One thing to note is that the winnower is un-balanced and must be securely bolted or clamped to a table, platform, heavy base or some other arrangement for testing or use. I happened to have a Black and Decker Workmate stand to which I clamped the winnower and it appears to be an ideal height.

Consideration must also be given as to how the grain/chaff is introduced at the top of the winnower. From the base of my platform to the grain inlet is approximately 3 1/2 feet which would require someone to stand on a step stool if the unit’s base is clamped to a Workmate stand.

A shield of some sort should also to be attached to the chaff exit at the top of the winnower (component C) to direct the chaff away from the person adding the uncleaned grain to the winnower. Maybe a 3″ PVC elbow attached to a short piece of 3″ diameter PVC pipe could be used to direct the chaff away from the operator. At the very least the winnower would need to be positioned so that a breeze will blow the chaff away from those using it. These are issues that still need to be investigated.

To Sum Up

For small grain raisers this winnower can be a more effective tool than hand winnowing. Using a 12 volt DC blower with a speed control makes it adaptable to an off-grid homestead.

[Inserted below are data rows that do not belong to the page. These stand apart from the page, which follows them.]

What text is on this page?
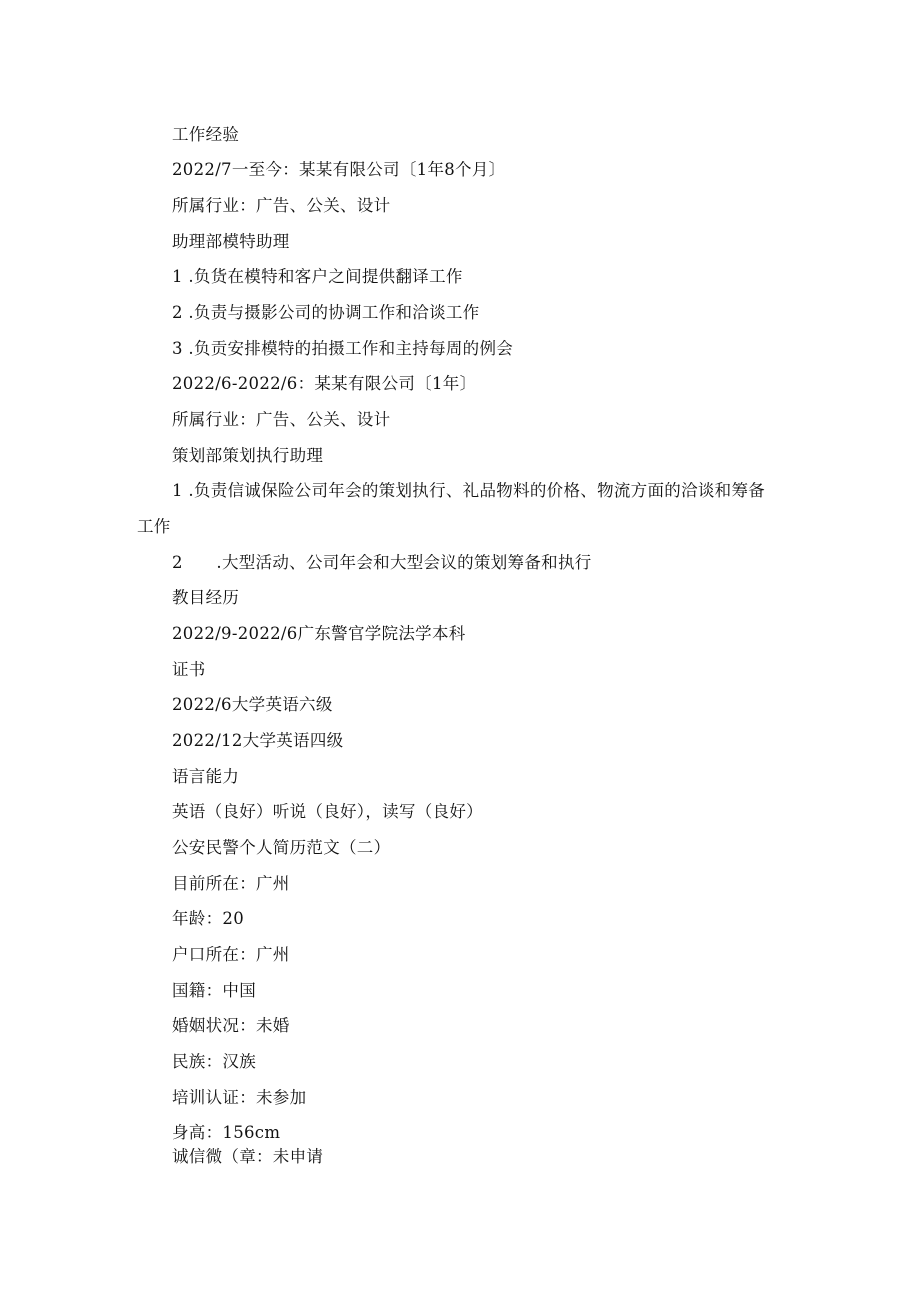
工作经验
2022/7一至今：某某有限公司〔1年8个月〕
所属行业：广告、公关、设计
助理部模特助理
1 .负货在模特和客户之间提供翻译工作
2 .负责与摄影公司的协调工作和洽谈工作
3 .负贡安排模特的拍摄工作和主持每周的例会
2022/6-2022/6：某某有限公司〔1年〕
所属行业：广告、公关、设计
策划部策划执行助理
1 .负责信诚保险公司年会的策划执行、礼品物料的价格、物流方面的洽谈和筹备
工作
2　　.大型活动、公司年会和大型会议的策划筹备和执行
教目经历
2022/9-2022/6广东警官学院法学本科
证书
2022/6大学英语六级
2022/12大学英语四级
语言能力
英语（良好）听说（良好），读写（良好）
公安民警个人简历范文（二）
目前所在：广州
年龄：20
户口所在：广州
国籍：中国
婚姻状况：未婚
民族：汉族
培训认证：未参加
身高：156cm
诚信微（章：未申请
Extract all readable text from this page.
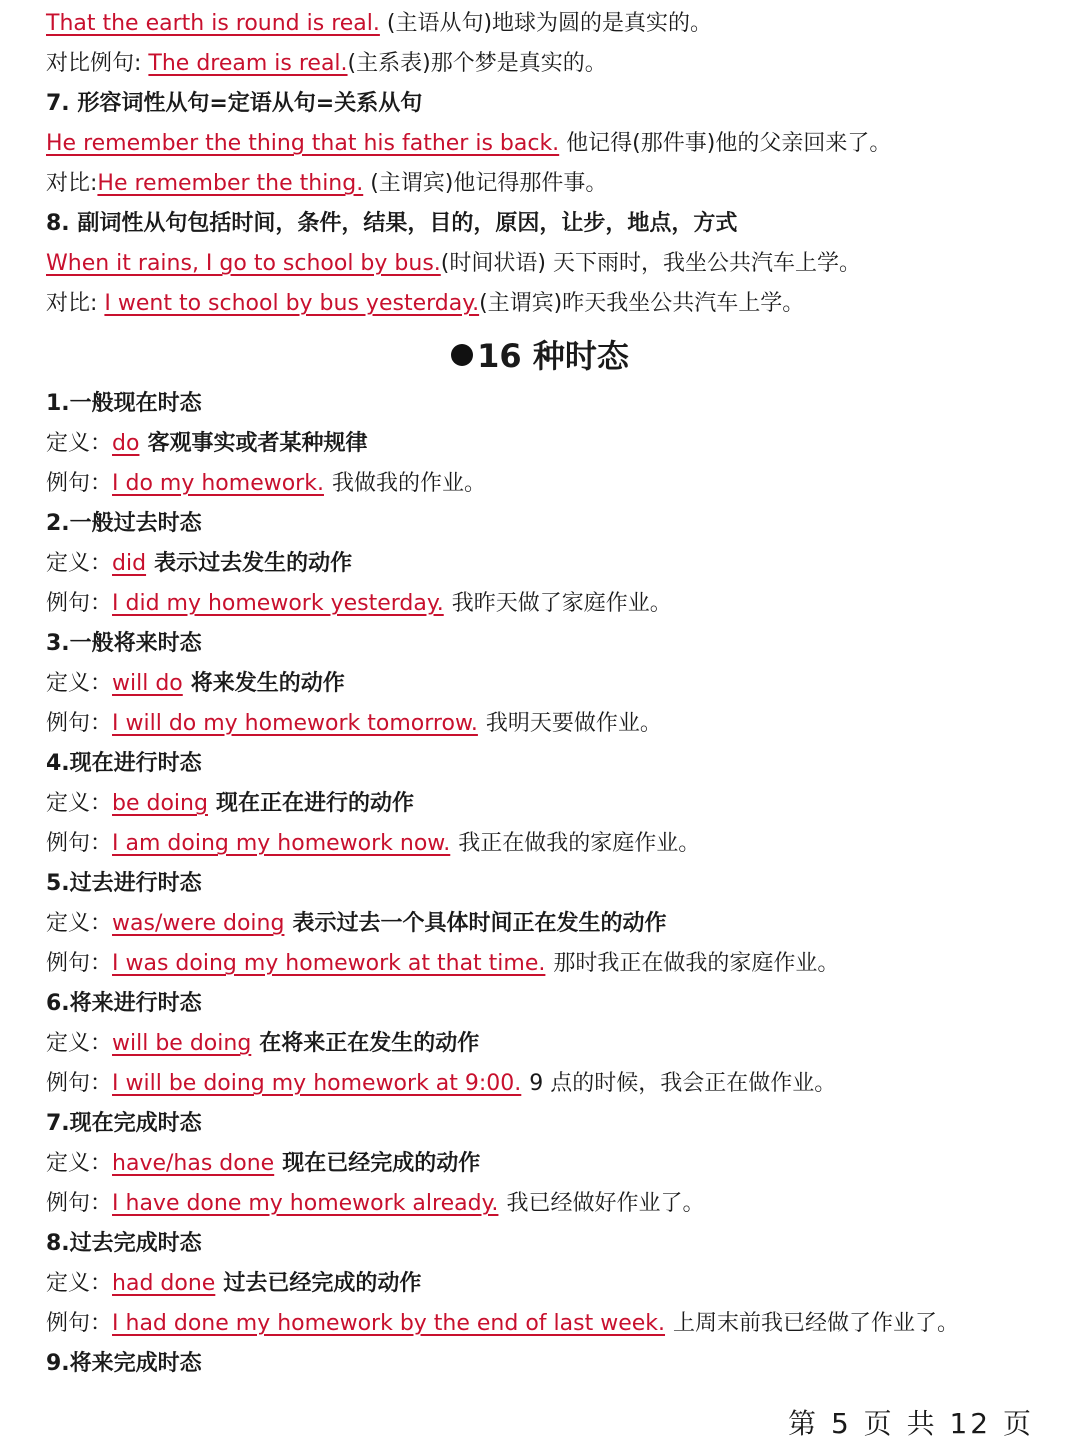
That the earth is round is real. (主语从句)地球为圆的是真实的。
对比例句: The dream is real.(主系表)那个梦是真实的。
7. 形容词性从句=定语从句=关系从句
He remember the thing that his father is back. 他记得(那件事)他的父亲回来了。
对比:He remember the thing. (主谓宾)他记得那件事。
8. 副词性从句包括时间，条件，结果，目的，原因，让步，地点，方式
When it rains, I go to school by bus.(时间状语) 天下雨时，我坐公共汽车上学。
对比: I went to school by bus yesterday.(主谓宾)昨天我坐公共汽车上学。
16 种时态
1.一般现在时态
定义：do 客观事实或者某种规律
例句：I do my homework. 我做我的作业。
2.一般过去时态
定义：did 表示过去发生的动作
例句：I did my homework yesterday. 我昨天做了家庭作业。
3.一般将来时态
定义：will do 将来发生的动作
例句：I will do my homework tomorrow. 我明天要做作业。
4.现在进行时态
定义：be doing 现在正在进行的动作
例句：I am doing my homework now. 我正在做我的家庭作业。
5.过去进行时态
定义：was/were doing 表示过去一个具体时间正在发生的动作
例句：I was doing my homework at that time. 那时我正在做我的家庭作业。
6.将来进行时态
定义：will be doing 在将来正在发生的动作
例句：I will be doing my homework at 9:00. 9 点的时候，我会正在做作业。
7.现在完成时态
定义：have/has done 现在已经完成的动作
例句：I have done my homework already. 我已经做好作业了。
8.过去完成时态
定义：had done 过去已经完成的动作
例句：I had done my homework by the end of last week. 上周末前我已经做了作业了。
9.将来完成时态
第 5 页 共 12 页
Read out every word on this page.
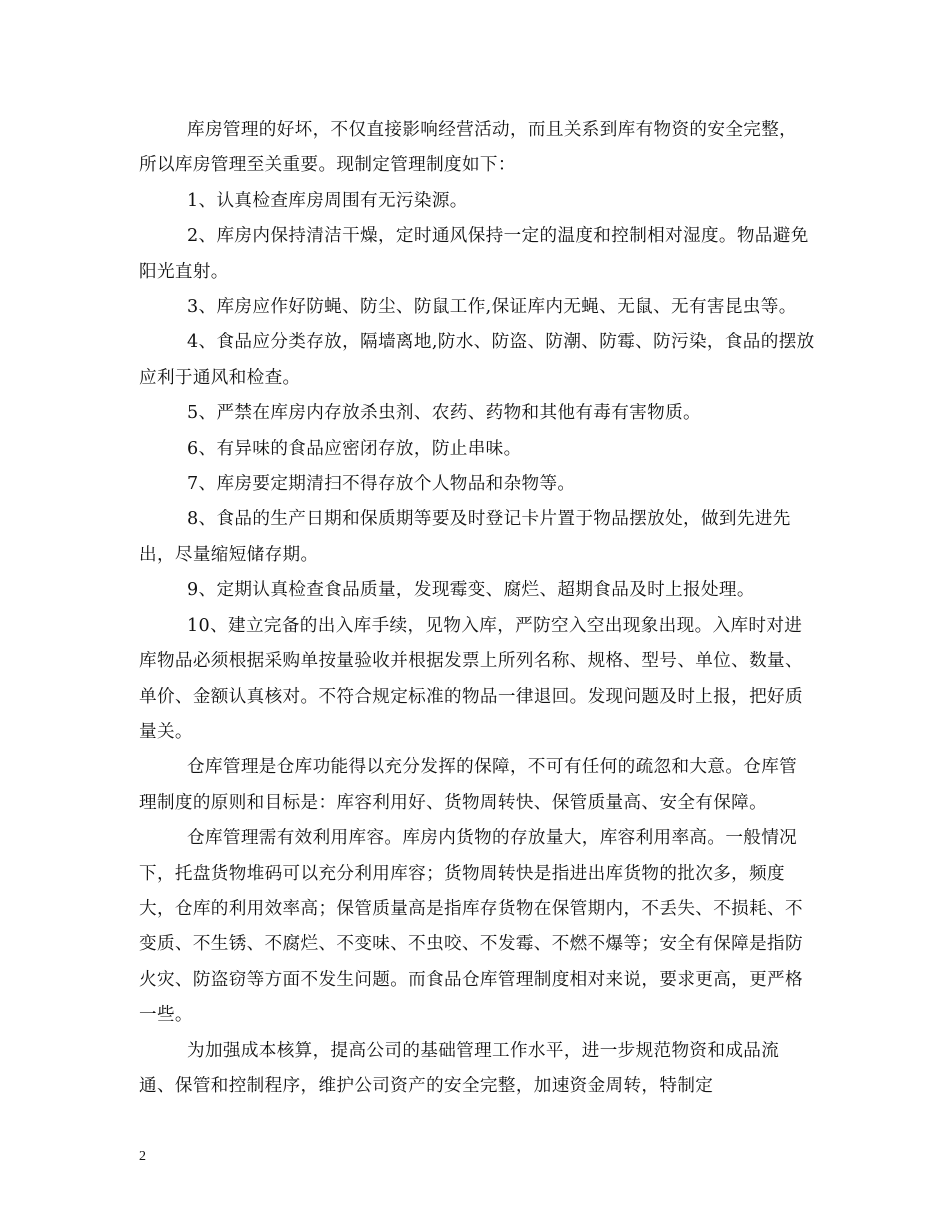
库房管理的好坏，不仅直接影响经营活动，而且关系到库有物资的安全完整，所以库房管理至关重要。现制定管理制度如下：

1、认真检查库房周围有无污染源。

2、库房内保持清洁干燥，定时通风保持一定的温度和控制相对湿度。物品避免阳光直射。

3、库房应作好防蝇、防尘、防鼠工作,保证库内无蝇、无鼠、无有害昆虫等。

4、食品应分类存放，隔墙离地,防水、防盗、防潮、防霉、防污染，食品的摆放应利于通风和检查。

5、严禁在库房内存放杀虫剂、农药、药物和其他有毒有害物质。

6、有异味的食品应密闭存放，防止串味。

7、库房要定期清扫不得存放个人物品和杂物等。

8、食品的生产日期和保质期等要及时登记卡片置于物品摆放处，做到先进先出，尽量缩短储存期。

9、定期认真检查食品质量，发现霉变、腐烂、超期食品及时上报处理。

10、建立完备的出入库手续，见物入库，严防空入空出现象出现。入库时对进库物品必须根据采购单按量验收并根据发票上所列名称、规格、型号、单位、数量、单价、金额认真核对。不符合规定标准的物品一律退回。发现问题及时上报，把好质量关。

仓库管理是仓库功能得以充分发挥的保障，不可有任何的疏忽和大意。仓库管理制度的原则和目标是：库容利用好、货物周转快、保管质量高、安全有保障。

仓库管理需有效利用库容。库房内货物的存放量大，库容利用率高。一般情况下，托盘货物堆码可以充分利用库容；货物周转快是指进出库货物的批次多，频度大，仓库的利用效率高；保管质量高是指库存货物在保管期内，不丢失、不损耗、不变质、不生锈、不腐烂、不变味、不虫咬、不发霉、不燃不爆等；安全有保障是指防火灾、防盗窃等方面不发生问题。而食品仓库管理制度相对来说，要求更高，更严格一些。

为加强成本核算，提高公司的基础管理工作水平，进一步规范物资和成品流通、保管和控制程序，维护公司资产的安全完整，加速资金周转，特制定

2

For large scale grain farmers who want to clean some of their own grain for personal use this would also work to remove fine dust and other debris from grain harvested with a combine.

The design does work effectively, is easily assembled and can be completed by anyone with basic skills using common tools and supplies. My actual out-of-pocket costs were around $30 since I already had the blower and used recycled materials and hardware I had on hand. Even purchasing a new blower and new materials the winnower can be built for around $100.

Good luck with all your preparations!